Did a quick and dirty comparison of factorial compared to lua, it is not that great atm since vm optimization has been less of a priority than language features.
factorial/gluon time: [13.705 us 13.812 us 13.932 us]
change: [+23.875% +25.569% +27.223%] (p = 0.00 < 0.05)
Performance has regressed.
Found 7 outliers among 100 measurements (7.00%)
4 (4.00%) high mild
3 (3.00%) high severe
factorial/lua time: [1.4681 us 1.4778 us 1.4895 us]
change: [-4.4998% -1.9454% +1.1977%] (p = 0.17 > 0.05)
No change in performance detected.
Found 18 outliers among 100 measurements (18.00%)
3 (3.00%) high mild
15 (15.00%) high severe
Part of the overhead is certainly because of bounds checking, some of that could be fixed without major changes without resorting wildly unsafe code (ala C) but some would need larger changes such as a bytecode validator.

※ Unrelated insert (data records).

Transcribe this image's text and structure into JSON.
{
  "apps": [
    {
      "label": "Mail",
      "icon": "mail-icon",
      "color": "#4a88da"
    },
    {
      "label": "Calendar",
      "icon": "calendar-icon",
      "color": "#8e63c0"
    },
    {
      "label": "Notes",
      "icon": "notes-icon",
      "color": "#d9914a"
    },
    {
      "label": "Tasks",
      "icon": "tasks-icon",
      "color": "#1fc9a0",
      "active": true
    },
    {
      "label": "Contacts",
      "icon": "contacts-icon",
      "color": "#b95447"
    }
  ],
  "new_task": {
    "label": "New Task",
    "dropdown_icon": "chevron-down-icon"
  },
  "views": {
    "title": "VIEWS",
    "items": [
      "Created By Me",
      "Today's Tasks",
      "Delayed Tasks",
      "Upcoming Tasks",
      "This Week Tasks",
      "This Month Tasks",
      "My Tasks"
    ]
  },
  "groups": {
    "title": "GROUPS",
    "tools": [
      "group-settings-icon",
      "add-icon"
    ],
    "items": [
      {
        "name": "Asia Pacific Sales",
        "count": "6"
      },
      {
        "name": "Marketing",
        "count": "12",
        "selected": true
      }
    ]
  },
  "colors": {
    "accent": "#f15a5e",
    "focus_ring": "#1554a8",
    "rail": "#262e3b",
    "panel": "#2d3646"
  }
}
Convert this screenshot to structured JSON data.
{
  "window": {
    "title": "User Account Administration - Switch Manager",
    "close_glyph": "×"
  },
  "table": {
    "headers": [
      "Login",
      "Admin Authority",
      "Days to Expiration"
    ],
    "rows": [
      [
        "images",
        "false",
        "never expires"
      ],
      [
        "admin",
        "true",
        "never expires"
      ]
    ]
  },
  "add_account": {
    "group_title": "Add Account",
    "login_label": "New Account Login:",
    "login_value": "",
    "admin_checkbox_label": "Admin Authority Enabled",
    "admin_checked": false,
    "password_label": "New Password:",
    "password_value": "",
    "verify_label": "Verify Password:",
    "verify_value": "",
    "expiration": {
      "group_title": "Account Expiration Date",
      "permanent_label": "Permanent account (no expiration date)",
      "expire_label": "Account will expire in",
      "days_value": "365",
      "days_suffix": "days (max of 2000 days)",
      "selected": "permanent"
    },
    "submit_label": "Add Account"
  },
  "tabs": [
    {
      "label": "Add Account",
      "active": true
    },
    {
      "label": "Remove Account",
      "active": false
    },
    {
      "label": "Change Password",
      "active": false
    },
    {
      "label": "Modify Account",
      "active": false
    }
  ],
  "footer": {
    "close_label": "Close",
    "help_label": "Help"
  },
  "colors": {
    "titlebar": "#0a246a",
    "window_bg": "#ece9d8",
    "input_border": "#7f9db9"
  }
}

The function call preparation in gluon is also a bit more expensive in gluon than it should be which should be improved.
Most egregiously, I had to modify the gluon benchmark to directly use the primitive operators
#Int* . Using the normally, overload
+ etc implies two(!) extra function calls per operation. Without those changes gluon performs much worse still but once function inlining (which is the works, but blocked on salsa-rs/salsa#147) that change won't be necessary.